Department of Health Psychology, University of Missouri, Columbia, Missouri, USA.
Department of Neurology, University of Texas - Austin, Austin, Texas, USA.
Dement Geriatr Cogn Disord. 2021;50(3):231-236. doi: 10.1159/000516413. Epub 2021 Jun 29.
Our understanding of Alzheimer's disease may be improved by harmonizing data from large cohort studies of older adults. Differences in the way clinical conditions, like mild cognitive impairment (MCI), are diagnosed may lead to variability among participants that share the same diagnostic label. This variability presents a challenge for cohort harmonization and may lead to inconsistency in research findings. Little research to date has explored the equivalence of the diagnostic label of MCI across 2 of the largest and most influential cohort studies in the USA: the National Alzheimer's Coordinating Center (NACC) and the Alzheimer's Disease Neuroimaging Initiative (ADNI).
Participants with MCI due to presumed Alzheimer's disease from the NACC Uniform Data Set (n = 789) and ADNI (n = 131) were compared on demographic, psychological, and functional variables, as well as on an abbreviated neuropsychological battery common to the 2 data sets.
Though similar in terms of age, education, and functional status, the NACC sample was more diverse (17.4% non-White participants vs. 7.6% in ADNI; χ2 = 7.923, p = 0.005) and tended to perform worse on some cognitive tests.
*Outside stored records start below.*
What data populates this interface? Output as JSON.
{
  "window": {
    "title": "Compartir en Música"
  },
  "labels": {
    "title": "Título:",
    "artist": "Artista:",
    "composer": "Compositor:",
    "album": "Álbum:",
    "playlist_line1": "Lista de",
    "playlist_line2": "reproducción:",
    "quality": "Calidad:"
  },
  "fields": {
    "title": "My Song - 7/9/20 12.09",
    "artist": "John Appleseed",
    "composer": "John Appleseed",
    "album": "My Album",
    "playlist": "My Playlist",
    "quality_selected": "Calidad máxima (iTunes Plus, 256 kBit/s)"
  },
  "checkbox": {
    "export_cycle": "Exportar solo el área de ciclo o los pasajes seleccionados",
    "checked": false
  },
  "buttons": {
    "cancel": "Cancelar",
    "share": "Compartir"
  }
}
In particular, participants diagnosed with MCI in NACC were more likely to have clinically significant impairments on language measures (26.36-31.18%) than MCI participants in ADNI (16.03-19.85%).
The current findings suggest important differences in cognitive performances between 2 large MCI cohorts, likely reflective of differences in diagnostic criteria used in these 2 studies, as well as differences in sample compositions. Such diagnostic heterogeneity may make harmonizing data across these cohorts challenging. However, application of shared psychometric criteria across studies may lead to closer equivalence of MCI groups. Such approaches could pave the way for cohort harmonization and enable "big data" analytic approaches to understanding Alzhei-mer's to be developed.
通过协调老年人大型队列研究的数据,我们对阿尔茨海默病的认识可能会得到提高。轻度认知障碍(MCI)等临床病症的诊断方式的差异可能导致具有相同诊断标签的参与者之间存在差异。这种变异性给队列协调带来了挑战,并可能导致研究结果不一致。迄今为止,很少有研究探讨美国最大和最有影响力的两项队列研究(国家阿尔茨海默病协调中心[NACC]和阿尔茨海默病神经影像学倡议[ADNI])中 MCI 诊断标签的等效性。
将 NACC 统一数据集(n = 789)和 ADNI(n = 131)中因疑似阿尔茨海默病而患有 MCI 的参与者在人口统计学、心理学和功能变量方面进行比较,以及在两个数据集共有的简短神经心理学测试中进行比较。
尽管 NACC 样本在年龄、教育和功能状态方面相似,但更具多样性(17.4%的非白人参与者,而 ADNI 为 7.6%;χ2 = 7.923,p = 0.005),并且在某些认知测试中表现更差。特别是,在 NACC 中诊断为 MCI 的参与者在语言测试中(26.36-31.18%)更有可能出现临床显著的损伤,而 ADNI 中的 MCI 参与者(16.03-19.85%)则较少。
目前的研究结果表明,两个大型 MCI 队列之间的认知表现存在重要差异,这可能反映了这两项研究中使用的诊断标准以及样本组成的差异。这种诊断异质性可能使这些队列的数据协调具有挑战性。然而,在研究中应用共同的心理测量标准可能会使 MCI 组更加等效。这些方法可以为队列协调铺平道路,并使理解阿尔茨海默病的“大数据”分析方法得以发展。